Será esta uma atitude aconselhável a promover na clínica com adultos? Sem dúvida. Já na clínica com a criança arrisco dizer que não.

Acredito que para a criança, grosso modo, tudo o que é neutro é absolutamente desinteressante. Esta apenas se mobiliza para um objecto desde que este a desperte para isso. Seja através de cores, formas ou sons apelativos, o objecto necessita de se provar interessante aos olhos de uma criança. Para o ser, ele deve conservar características de vivacidade, dinâmica, animação e movimento, características estas que, como é reconhecido, despertam a atenção da criança. Só assim poderá o objecto, enquanto tal, captar o seu interesse. Da mesma forma que esse objecto, o terapeuta necessita de conquistar a atenção da criança assumindo as características que a apelam e interagir com ela numa base relacional dinâmica mobilizada pelo jogo e pela brincadeira.

O conceito de «neutralidade benevolente», na clínica infantil, perde assim todo o sentido e proficiência clínica. A atitude do terapeuta com a criança deve basear-se numa busca constante da sua atenção e participação activas, não esquecendo, obviamente, as especificidades idiossincráticas de cada criança como ser único, individual e irrepetível (várias crianças diferentes suportam níveis de actividade diferentes, e se para algumas será terapêutico interagir com elas de forma intensa, para outras será efectivamente o contrário). Não obstante a subjectividade necessariamente imposta, o terapeuta infantil deve impor no espaço clínico uma postura dinâmica e activa bastante diferente da requerida nos adultos. A actividade, principalmente a actividade criativa, é o cerne nuclear de toda a psicoterapia infantil: é no jogo e na brincadeira que o funcionamento psíquico da criança se torna interpretável e sujeito à psicoterapia.

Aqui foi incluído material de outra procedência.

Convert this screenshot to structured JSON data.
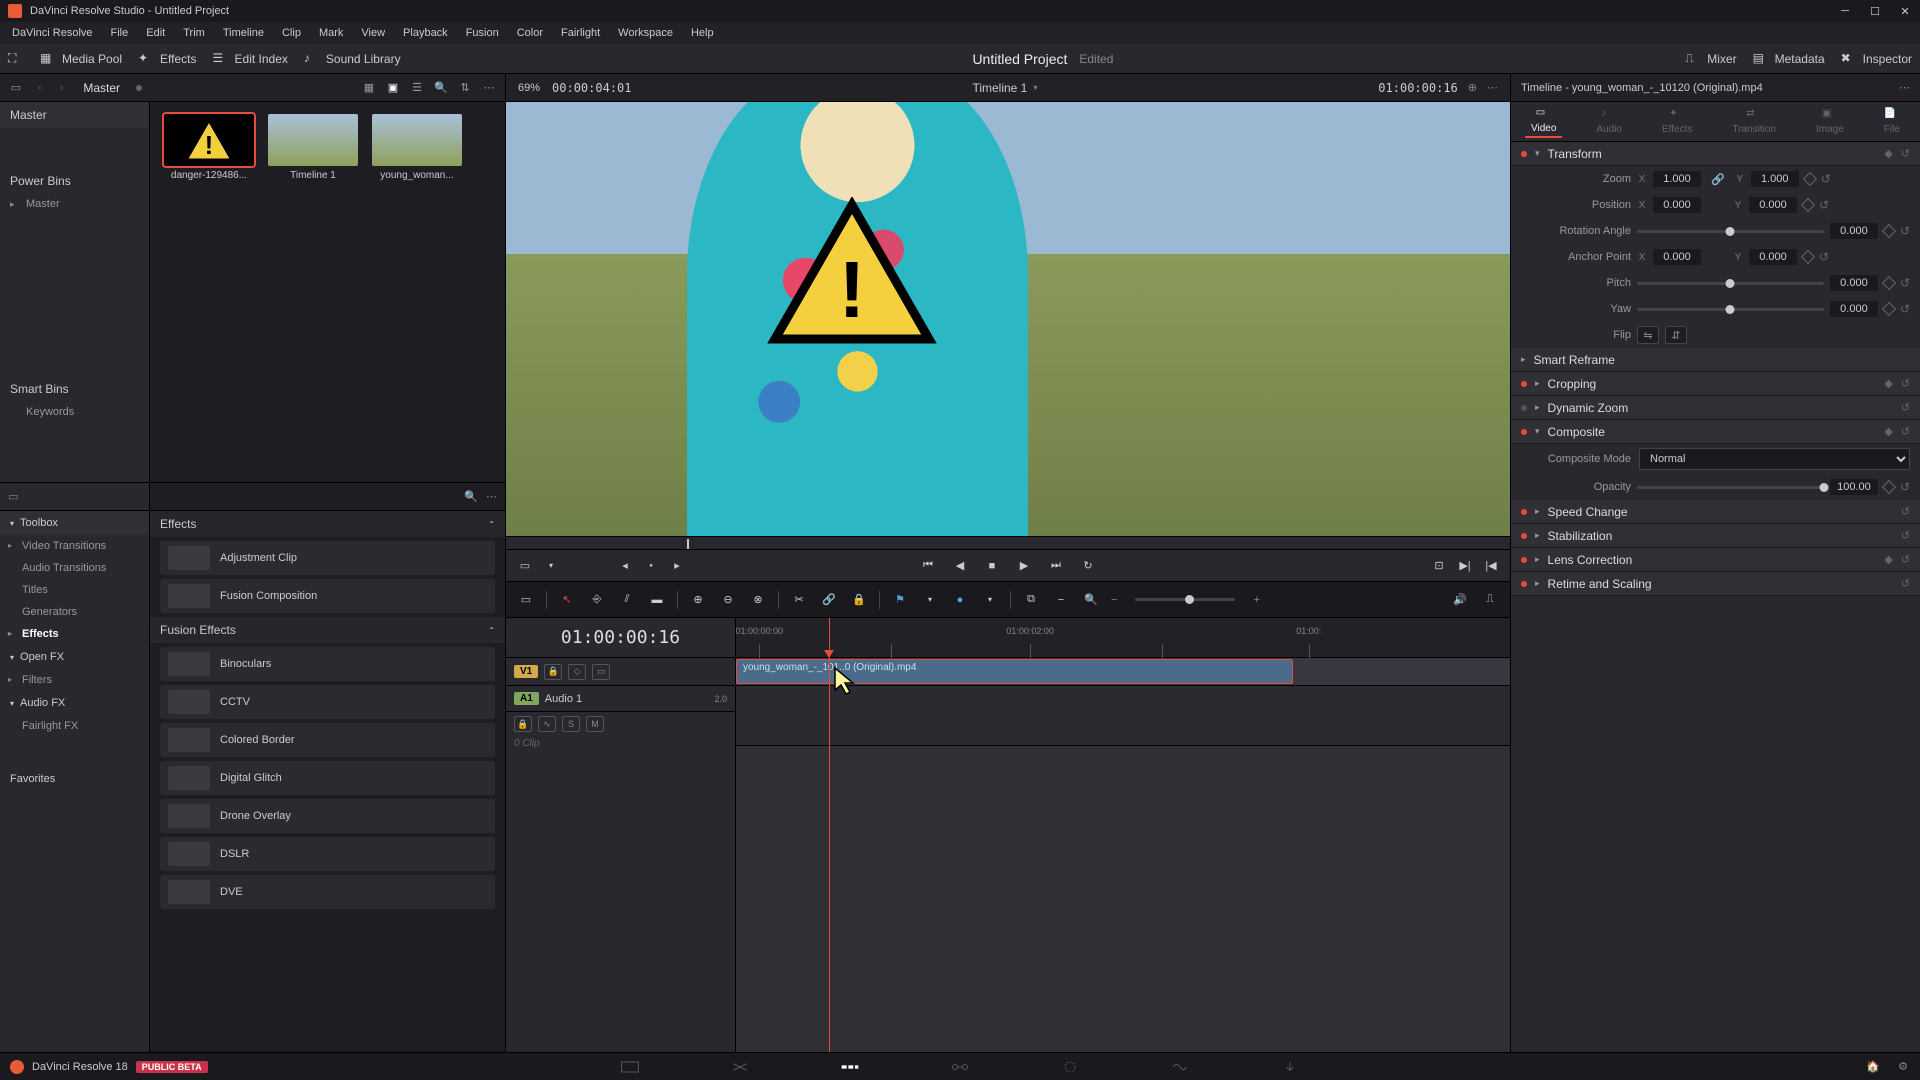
{
  "window": {
    "title": "DaVinci Resolve Studio - Untitled Project"
  },
  "menu": [
    "DaVinci Resolve",
    "File",
    "Edit",
    "Trim",
    "Timeline",
    "Clip",
    "Mark",
    "View",
    "Playback",
    "Fusion",
    "Color",
    "Fairlight",
    "Workspace",
    "Help"
  ],
  "toolbar": {
    "left": [
      {
        "id": "media-pool",
        "label": "Media Pool"
      },
      {
        "id": "effects",
        "label": "Effects"
      },
      {
        "id": "edit-index",
        "label": "Edit Index"
      },
      {
        "id": "sound-library",
        "label": "Sound Library"
      }
    ],
    "project_title": "Untitled Project",
    "project_status": "Edited",
    "right": [
      {
        "id": "mixer",
        "label": "Mixer"
      },
      {
        "id": "metadata",
        "label": "Metadata"
      },
      {
        "id": "inspector",
        "label": "Inspector"
      }
    ]
  },
  "subbar": {
    "master_label": "Master",
    "zoom_pct": "69%",
    "tc_left": "00:00:04:01",
    "timeline_name": "Timeline 1",
    "tc_right": "01:00:00:16",
    "clip_title": "Timeline - young_woman_-_10120 (Original).mp4"
  },
  "left_nav": {
    "master_header": "Master",
    "power_bins": "Power Bins",
    "power_master": "Master",
    "smart_bins": "Smart Bins",
    "keywords": "Keywords"
  },
  "media_pool": {
    "clips": [
      {
        "name": "danger-129486...",
        "selected": true,
        "warn": true
      },
      {
        "name": "Timeline 1",
        "selected": false,
        "warn": false
      },
      {
        "name": "young_woman...",
        "selected": false,
        "warn": false
      }
    ]
  },
  "effects_nav": {
    "toolbox": "Toolbox",
    "items": [
      {
        "label": "Video Transitions",
        "chev": "▸"
      },
      {
        "label": "Audio Transitions"
      },
      {
        "label": "Titles"
      },
      {
        "label": "Generators"
      },
      {
        "label": "Effects",
        "active": true,
        "chev": "▸"
      }
    ],
    "openfx": "Open FX",
    "filters": "Filters",
    "audiofx": "Audio FX",
    "fairlight": "Fairlight FX",
    "favorites": "Favorites"
  },
  "effects_panel": {
    "groups": [
      {
        "title": "Effects",
        "items": [
          {
            "name": "Adjustment Clip"
          },
          {
            "name": "Fusion Composition"
          }
        ]
      },
      {
        "title": "Fusion Effects",
        "items": [
          {
            "name": "Binoculars"
          },
          {
            "name": "CCTV"
          },
          {
            "name": "Colored Border"
          },
          {
            "name": "Digital Glitch"
          },
          {
            "name": "Drone Overlay"
          },
          {
            "name": "DSLR"
          },
          {
            "name": "DVE"
          }
        ]
      }
    ]
  },
  "timeline": {
    "tc_big": "01:00:00:16",
    "v1": "V1",
    "a1": "A1",
    "audio1": "Audio 1",
    "audio_ch": "2.0",
    "clip_label": "young_woman_-_101..0 (Original).mp4",
    "zero_clip": "0 Clip",
    "ruler": [
      "01:00:00:00",
      "01:00:02:00",
      "01:00:"
    ],
    "s_label": "S",
    "m_label": "M"
  },
  "inspector": {
    "tabs": [
      "Video",
      "Audio",
      "Effects",
      "Transition",
      "Image",
      "File"
    ],
    "active_tab": "Video",
    "transform": {
      "title": "Transform",
      "zoom": "Zoom",
      "zoom_x": "1.000",
      "zoom_y": "1.000",
      "position": "Position",
      "pos_x": "0.000",
      "pos_y": "0.000",
      "rotation": "Rotation Angle",
      "rot_val": "0.000",
      "anchor": "Anchor Point",
      "anch_x": "0.000",
      "anch_y": "0.000",
      "pitch": "Pitch",
      "pitch_val": "0.000",
      "yaw": "Yaw",
      "yaw_val": "0.000",
      "flip": "Flip"
    },
    "smart_reframe": "Smart Reframe",
    "cropping": "Cropping",
    "dynamic_zoom": "Dynamic Zoom",
    "composite": {
      "title": "Composite",
      "mode_lbl": "Composite Mode",
      "mode_val": "Normal",
      "opacity_lbl": "Opacity",
      "opacity_val": "100.00"
    },
    "speed_change": "Speed Change",
    "stabilization": "Stabilization",
    "lens_correction": "Lens Correction",
    "retime": "Retime and Scaling"
  },
  "footer": {
    "app_name": "DaVinci Resolve 18",
    "badge": "PUBLIC BETA"
  }
}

É óbvio que a psicoterapia de adultos não se caracteriza por uma adopção da passividade, seja por parte do paciente ou do clínico. É precisamente a qualidade da escuta activa que define e posiciona o papel do terapeuta. Conquanto, se o adulto possui a priori a capacidade de verbalizar o seu estado interno, as suas problemáticas, fantasmas e desejos, a criança, por seu turno, não a tem. E este facto consititui per si a pedra angular na diferença de atitude clínica do terapeuta com o adulto e com a criança. Se no primeiro as técnicas da entrevista permitem a clarificação, dissecação e devolução ao paciente adulto do material verbalizado e não verbalizado, no segundo é o clínico que tem necessariamente de procurar de forma activa esse mesmo material, por intermédio de metodologias bem diferentes daquelas utilizadas na entrevista.

A construção e reconstrução da história, experiência e vivências do paciente são, em todos os casos, o núcleo funcional da psicoterapia. O como fazer, ou seja, as componentes tecnológica e metodológica é que se devem adaptar às necessidades particulares de cada situação. Se com os adultos o processo de construção/reconstrução é acessível por intermédio da linguagem falada, com as crianças esse mesmo processo acontece somente nos mundos do jogo e da imaginação, simbolicamente ricos, férteis à interpretação e (re)elaboração e, como tal, à intervenção psicoterapêutica.